- Nuclear Power in an Age of Uncertainty, U.S. Congress, Office of Technology Assessment, February 1984. This report, written at the end of the previous era of nuclear power plant construction in the United States, argues that much of the failure of nuclear power plants to prove cost-effective could be attributed to the relatively immaturity of the technology, and that improvements in both the power plants themselves and their management could make the plants viable.

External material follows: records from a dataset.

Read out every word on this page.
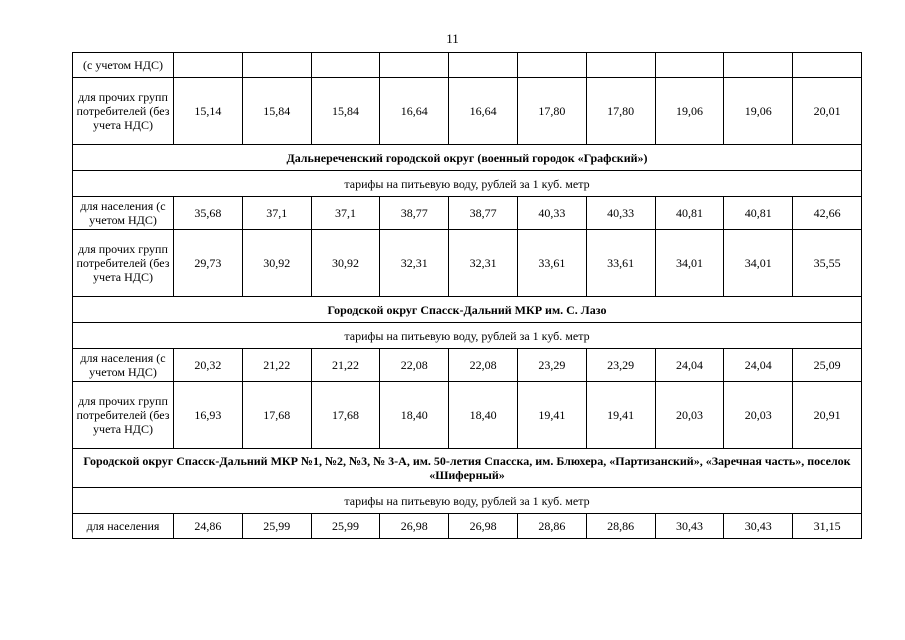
11
(с учетом НДС)										
для прочих групп потребителей (без учета НДС)	15,14	15,84	15,84	16,64	16,64	17,80	17,80	19,06	19,06	20,01
Дальнереченский городской округ (военный городок «Графский»)										
тарифы на питьевую воду, рублей за 1 куб. метр										
для населения (с учетом НДС)	35,68	37,1	37,1	38,77	38,77	40,33	40,33	40,81	40,81	42,66
для прочих групп потребителей (без учета НДС)	29,73	30,92	30,92	32,31	32,31	33,61	33,61	34,01	34,01	35,55
Городской округ Спасск-Дальний МКР им. С. Лазо										
тарифы на питьевую воду, рублей за 1 куб. метр										
для населения (с учетом НДС)	20,32	21,22	21,22	22,08	22,08	23,29	23,29	24,04	24,04	25,09
для прочих групп потребителей (без учета НДС)	16,93	17,68	17,68	18,40	18,40	19,41	19,41	20,03	20,03	20,91
Городской округ Спасск-Дальний МКР №1, №2, №3, № 3-А, им. 50-летия Спасска, им. Блюхера, «Партизанский», «Заречная часть», поселок «Шиферный»										
тарифы на питьевую воду, рублей за 1 куб. метр										
для населения	24,86	25,99	25,99	26,98	26,98	28,86	28,86	30,43	30,43	31,15
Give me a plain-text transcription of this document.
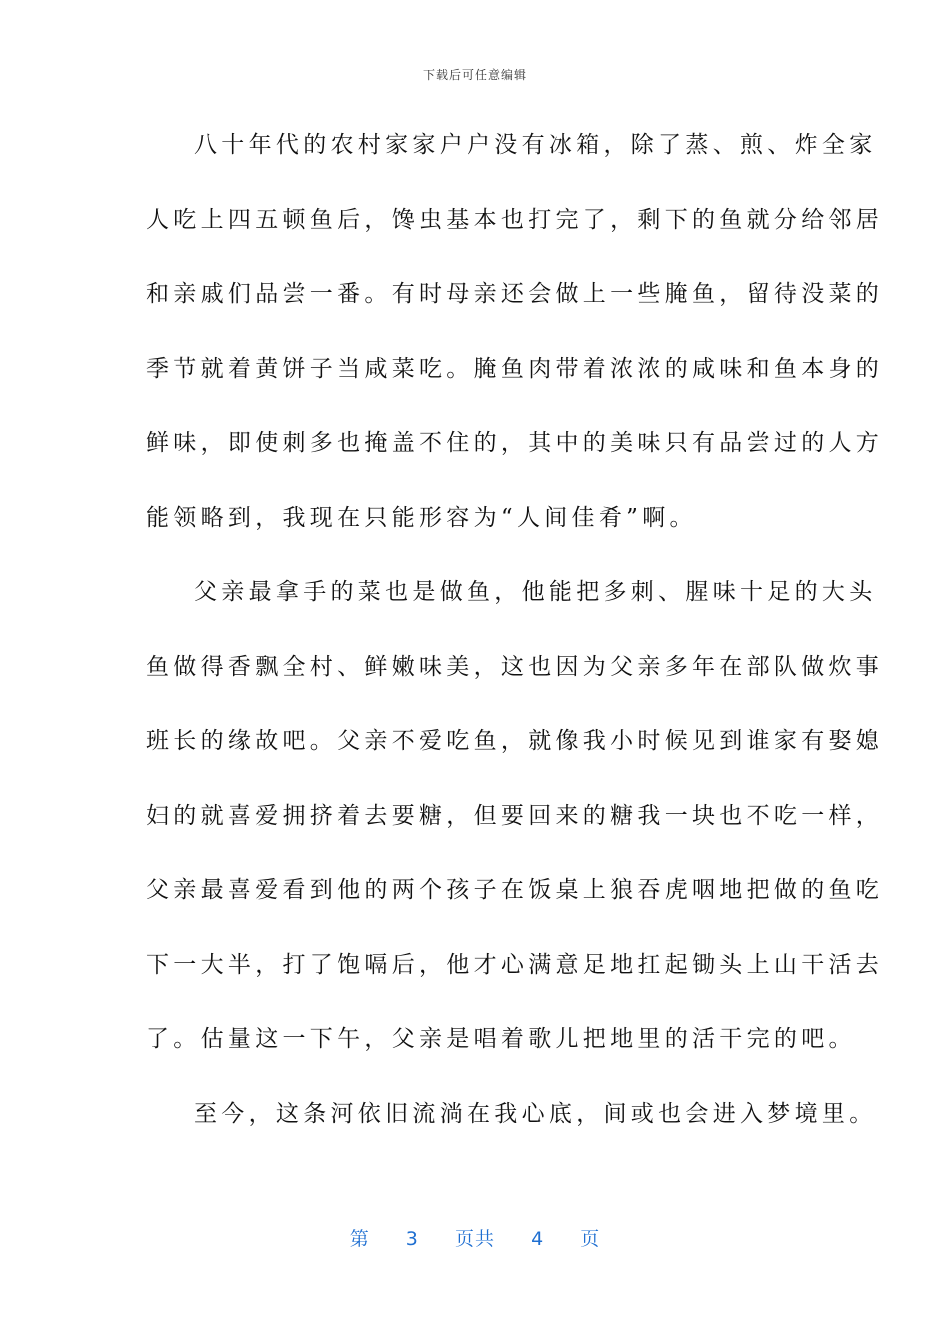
下载后可任意编辑
八十年代的农村家家户户没有冰箱，除了蒸、煎、炸全家
人吃上四五顿鱼后，馋虫基本也打完了，剩下的鱼就分给邻居
和亲戚们品尝一番。有时母亲还会做上一些腌鱼，留待没菜的
季节就着黄饼子当咸菜吃。腌鱼肉带着浓浓的咸味和鱼本身的
鲜味，即使刺多也掩盖不住的，其中的美味只有品尝过的人方
能领略到，我现在只能形容为“人间佳肴”啊。
父亲最拿手的菜也是做鱼，他能把多刺、腥味十足的大头
鱼做得香飘全村、鲜嫩味美，这也因为父亲多年在部队做炊事
班长的缘故吧。父亲不爱吃鱼，就像我小时候见到谁家有娶媳
妇的就喜爱拥挤着去要糖，但要回来的糖我一块也不吃一样，
父亲最喜爱看到他的两个孩子在饭桌上狼吞虎咽地把做的鱼吃
下一大半，打了饱嗝后，他才心满意足地扛起锄头上山干活去
了。估量这一下午，父亲是唱着歌儿把地里的活干完的吧。
至今，这条河依旧流淌在我心底，间或也会进入梦境里。
第 3 页共 4 页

- The Future of Nuclear Power: An Interdisciplinary MIT Study. Massachusetts Institute of Technology, 2003. This study examines a growth scenario where the present deployment of 360 GWe of nuclear capacity worldwide is expanded to 1000 GWe in mid-century, keeping nuclear’s share of the electricity market about constant. “There is no question that the up-front costs associated with making nuclear power competitive, are higher than those associated with fossil fuels,” said Dr. Ernest Moniz, co-chair of the study. “But as our study shows, there are many ways to mitigate these costs and, over time, the societal and environmental price of carbon emissions could dramatically improve the competitiveness of nuclear power.” In his Comment on MIT Study “The Future of Nuclear Power“. Amory Lovins, CEO of the Rocky Mountain Institute, criticizes the MIT study for failing to compare either the costs or emission reduction potential of other forms of energy with nuclear energy. Without this comparison, Lovins argues, “The alleged need for all options, including nuclear power, is purely the authors’ personal opinion wrapped in a study of other questions.”
- The New Economics of Nuclear Power, World Nuclear Association, December 2005. This report by the nuclear power industry’s trade association concludes that in most industrialized economies today, nuclear power plants are the most economical way to generate baseload electricity, even before factoring in the geopolitical and environmental advantages of nuclear power.
- Nuclear Power: Economics and Climate-Protection Potential, Amory Lovins, Rocky Mountain Institute, 11 Sept. 2005. Lovins notes that despite claims by nuclear power supporters, nuclear power worldwide has less installed capacity than decentralized no- and low-carbon competitors such as renewables and co-generation. “Efforts to make nuclear power appear competitive with central coal or gas plants by enlarging nuclear subsidies or taxing carbon dioxide (CO2) emissions are futile, because windpower and some other renewables, cogeneration, and technologies for wringing more work from each kilowatt hour will still win in the marketplace.”
- Nuclear Power: Competitive Economics and Climate-Change Potential, Amory Lovins, British Royal Academy for Engineering Forum for the Future, 13 March 2006. In this presentation, Lovins argues that the experience of both private companies and local governments demonstrates that increased energy efficiency and renewable use can be done in an economically profitable manner.
- Insurmountable Risks: The Dangers of Using Nuclear Power to Combat Climate Change. Brice Smith, Institute for Energy and Environmental Research, May 2006. This book documents accident, proliferation and contamination threats associated with reviving the nuclear industry as part of efforts to reduce greenhouse gas emissions. The book also details economically competitive alternative fuel sources which can address U.S. and world electricity needs.
- What History Can Teach US About the Future Costs of US Nuclear Power, Nathan E. Hultman, Jonathan G. Koomey, and Daniel E. Kammen. Paper submitted to Science Policy Forum, 1 August 2006. The authors developed a database of actual electricity costs from 99 individual U.S. nuclear reactors, and used it to analyze the potential for Gen IV reactors to achieve their design objectives. They conclude that “past technology development patterns indicated the importance of including high-cost surprises in the planning process.”
- The Rise of Renewable Energy, Daniel M. Kammen, Scientific American, September 2006. Kammen examines the costs of developing renewable energy as a means of reducing carbon emissions, and concludes that the United States and other countries must make a major commitment to developing renewable energy sources that generate little or no carbon.
- Mighty Mice, Amory Lovins, Nuclear Engineering International. Lovins reviews the economic viability of small, fast and simple microgeneration and efficiency projects. He concludes that “a free market … seems increasingly unlikely to favour nuclear power. Rather, the economic fundamentals of distributed resources promise an ever-faster shift to very efficient end-use combined with diverse generators the right size for their task. That shift could render insufficient or even irrelevant the resolution of the perceived non-economic risks that preoccupy the nuclear industry.”